Pendant longtemps, de la Renaissance à l’ère baroque, le groupe des violes constitua la famille royale des instruments à cordes frottées. L’arrivée du violoncelle et du violon modernes, plus puissants en terme sonore, amorça le déclin puis la disparition (avec une résurrection de nos jours) de cet ancien régime empreint de noblesse. Mais l’histoire nous raconte que la résistance a eu lieu, du moins un certain temps.
Et c’est là que nous en arrivons au pardessus de viole, le plus aigu de toute la famille, et surtout le plus ‘’récent’’. En effet, ce dernier a été créé à la toute fin du 17e siècle pour résister et faire contrepoids à la popularité du violon. Le pardessus de viole est donc d’un format semblable à l’instrument à quatre cordes que nous connaissons bien, mais compte quant à lui 5 ou même six cordes. Fait notable, il se joue comme une viole de gambe, ou encore un violoncelle baroque, c’est-à-dire tenu entre les deux jambes (par les genoux) de l’artiste.
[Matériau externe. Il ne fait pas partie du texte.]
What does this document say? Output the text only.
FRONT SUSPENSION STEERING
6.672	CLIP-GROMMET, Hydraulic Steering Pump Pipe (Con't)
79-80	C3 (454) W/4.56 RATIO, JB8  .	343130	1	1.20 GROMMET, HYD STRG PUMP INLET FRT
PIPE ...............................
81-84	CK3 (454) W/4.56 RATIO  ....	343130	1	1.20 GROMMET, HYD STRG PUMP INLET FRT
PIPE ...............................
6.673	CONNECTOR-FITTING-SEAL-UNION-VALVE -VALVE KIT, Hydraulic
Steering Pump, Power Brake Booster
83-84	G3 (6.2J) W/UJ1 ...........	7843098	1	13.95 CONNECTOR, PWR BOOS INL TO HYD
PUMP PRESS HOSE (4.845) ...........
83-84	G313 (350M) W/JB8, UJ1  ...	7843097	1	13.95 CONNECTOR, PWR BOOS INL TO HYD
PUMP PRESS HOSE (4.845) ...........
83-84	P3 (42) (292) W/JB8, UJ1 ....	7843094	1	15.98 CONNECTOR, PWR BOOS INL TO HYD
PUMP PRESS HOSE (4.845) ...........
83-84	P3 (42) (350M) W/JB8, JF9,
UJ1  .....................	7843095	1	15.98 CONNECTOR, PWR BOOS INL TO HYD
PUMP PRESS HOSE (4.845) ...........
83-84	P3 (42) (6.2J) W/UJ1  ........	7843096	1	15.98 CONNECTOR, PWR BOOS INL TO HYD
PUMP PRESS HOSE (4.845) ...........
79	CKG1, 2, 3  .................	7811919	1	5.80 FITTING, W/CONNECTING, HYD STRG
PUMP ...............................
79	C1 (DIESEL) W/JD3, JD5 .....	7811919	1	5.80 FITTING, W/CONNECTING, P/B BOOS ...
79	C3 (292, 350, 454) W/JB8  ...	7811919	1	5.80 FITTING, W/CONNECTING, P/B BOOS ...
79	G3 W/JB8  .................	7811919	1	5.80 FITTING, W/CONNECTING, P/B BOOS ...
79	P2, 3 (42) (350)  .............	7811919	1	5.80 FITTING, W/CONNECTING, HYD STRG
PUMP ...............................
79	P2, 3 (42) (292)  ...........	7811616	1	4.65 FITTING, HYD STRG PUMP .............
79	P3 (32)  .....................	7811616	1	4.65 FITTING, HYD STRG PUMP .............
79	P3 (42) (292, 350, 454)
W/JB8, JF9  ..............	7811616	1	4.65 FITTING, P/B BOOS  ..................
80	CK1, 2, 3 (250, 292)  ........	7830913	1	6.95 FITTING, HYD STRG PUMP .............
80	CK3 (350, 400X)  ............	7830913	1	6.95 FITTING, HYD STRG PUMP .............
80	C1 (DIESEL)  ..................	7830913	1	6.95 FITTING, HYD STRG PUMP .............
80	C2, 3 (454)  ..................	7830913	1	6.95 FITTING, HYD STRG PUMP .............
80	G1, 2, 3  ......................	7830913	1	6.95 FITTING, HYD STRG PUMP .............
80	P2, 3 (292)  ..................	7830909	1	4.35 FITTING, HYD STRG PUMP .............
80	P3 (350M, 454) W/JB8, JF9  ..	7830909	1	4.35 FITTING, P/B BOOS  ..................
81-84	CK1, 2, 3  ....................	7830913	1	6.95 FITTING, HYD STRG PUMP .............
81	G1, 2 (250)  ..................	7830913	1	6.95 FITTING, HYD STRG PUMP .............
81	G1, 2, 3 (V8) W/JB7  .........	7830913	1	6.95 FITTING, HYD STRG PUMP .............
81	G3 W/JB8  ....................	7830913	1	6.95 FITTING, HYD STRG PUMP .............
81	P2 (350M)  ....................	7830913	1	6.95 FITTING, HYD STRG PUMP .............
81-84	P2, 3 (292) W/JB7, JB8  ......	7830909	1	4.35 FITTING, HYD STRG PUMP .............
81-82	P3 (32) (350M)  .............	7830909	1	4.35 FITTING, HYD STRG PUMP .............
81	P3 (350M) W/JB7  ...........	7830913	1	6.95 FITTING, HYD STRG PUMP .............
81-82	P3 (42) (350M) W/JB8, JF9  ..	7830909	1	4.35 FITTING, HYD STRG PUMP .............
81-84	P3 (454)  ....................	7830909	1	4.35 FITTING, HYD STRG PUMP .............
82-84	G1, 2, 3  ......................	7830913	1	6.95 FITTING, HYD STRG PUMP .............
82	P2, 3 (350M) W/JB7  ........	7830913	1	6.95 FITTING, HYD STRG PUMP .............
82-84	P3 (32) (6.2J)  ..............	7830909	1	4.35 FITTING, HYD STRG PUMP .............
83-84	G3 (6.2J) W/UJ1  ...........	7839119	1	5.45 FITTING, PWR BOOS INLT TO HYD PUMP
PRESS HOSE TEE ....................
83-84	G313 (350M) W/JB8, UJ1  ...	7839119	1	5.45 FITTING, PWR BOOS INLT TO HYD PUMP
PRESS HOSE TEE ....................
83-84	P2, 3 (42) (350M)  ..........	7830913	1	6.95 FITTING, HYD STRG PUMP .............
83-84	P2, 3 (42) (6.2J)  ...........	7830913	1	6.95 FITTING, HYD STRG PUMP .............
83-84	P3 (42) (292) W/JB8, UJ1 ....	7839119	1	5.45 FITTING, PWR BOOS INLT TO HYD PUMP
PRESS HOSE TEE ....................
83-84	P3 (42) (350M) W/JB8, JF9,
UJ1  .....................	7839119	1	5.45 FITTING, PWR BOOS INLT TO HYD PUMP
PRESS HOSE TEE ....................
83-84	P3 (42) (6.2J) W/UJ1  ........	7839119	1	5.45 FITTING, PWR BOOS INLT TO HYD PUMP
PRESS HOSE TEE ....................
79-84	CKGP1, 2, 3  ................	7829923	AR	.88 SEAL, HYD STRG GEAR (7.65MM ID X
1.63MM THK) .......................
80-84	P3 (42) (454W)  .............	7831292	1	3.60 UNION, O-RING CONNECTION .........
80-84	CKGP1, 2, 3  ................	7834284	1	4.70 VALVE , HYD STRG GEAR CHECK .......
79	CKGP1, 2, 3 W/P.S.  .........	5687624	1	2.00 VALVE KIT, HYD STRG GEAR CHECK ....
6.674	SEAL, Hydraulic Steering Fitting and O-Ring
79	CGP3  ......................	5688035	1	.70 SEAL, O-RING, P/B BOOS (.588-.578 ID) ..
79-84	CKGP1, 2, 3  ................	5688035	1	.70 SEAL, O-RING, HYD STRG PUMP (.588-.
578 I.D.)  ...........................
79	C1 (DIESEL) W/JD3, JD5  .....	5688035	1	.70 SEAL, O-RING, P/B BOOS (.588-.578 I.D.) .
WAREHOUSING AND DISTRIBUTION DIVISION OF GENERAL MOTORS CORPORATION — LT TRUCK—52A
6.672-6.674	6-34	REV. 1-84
C’est un instrument dont la projection sonore est plus modeste que le violon moderne, mais dont le timbre légèrement ouaté, sans perdre trop de brillance, offre une alternative au violon de plus en plus utilisée de nos jours par les interprètes de musique ancienne.
Mélisande Corriveau est, présentement, l’une des rares spécialistes et virtuoses de cet instrument qui est à l’aube d’une nécessaire renaissance. Ce qu’elle propose ici, avec le claveciniste Eric Milnes, c’est un regard posé avec bienveillance (et même un peu d’audace) sur la musique de Bach, si celle-ci avait été jouée avec cet instrument (ça n’a jamais été le cas). Transcriptions de sonates pour violon et pour viole de gambe, arrangements de sonates pour orgue, et même la fameuse Sicilienne extraite de la sonate pour flûte BWV 1031, le programme est remarquable pour le naturel avec lequel il présente ces pièces qui n’ont probablement jamais été jouées de cette façon.
Mélisande Corriveau, grâce à sa passion et à ses recherches studieuses, est désormais une sommité sur le sujet, et surtout dans l’interprétation du pardessus de viole. Bach au pardessus de viole est assurément un album qui pourrait bien servir de propulseur à la redécouverte de cet instrument, probablement le plus oublié de toute une famille elle-même tombée en désuétude pendant environ 300 ans.
Son jeu équilibré, alerte, vivant, limpide et lumineux n’a d’égal que celui, à la fois attentif et communicatif, d’Eric Milnes.
Mélisande joue sur un précieux instrument fabriqué en 1750, par un certain Pierre Le Pileur, « faiseur d’instruments » pour les mousquetaires du roi Louis XV (D’Artagnan en a-t-il joué?) ! Eric Milnes, lui, est au clavier d’un instrument fabriqué en 2016 par le facteur Yves Beaupré, de toute évidence un objet de grande qualité.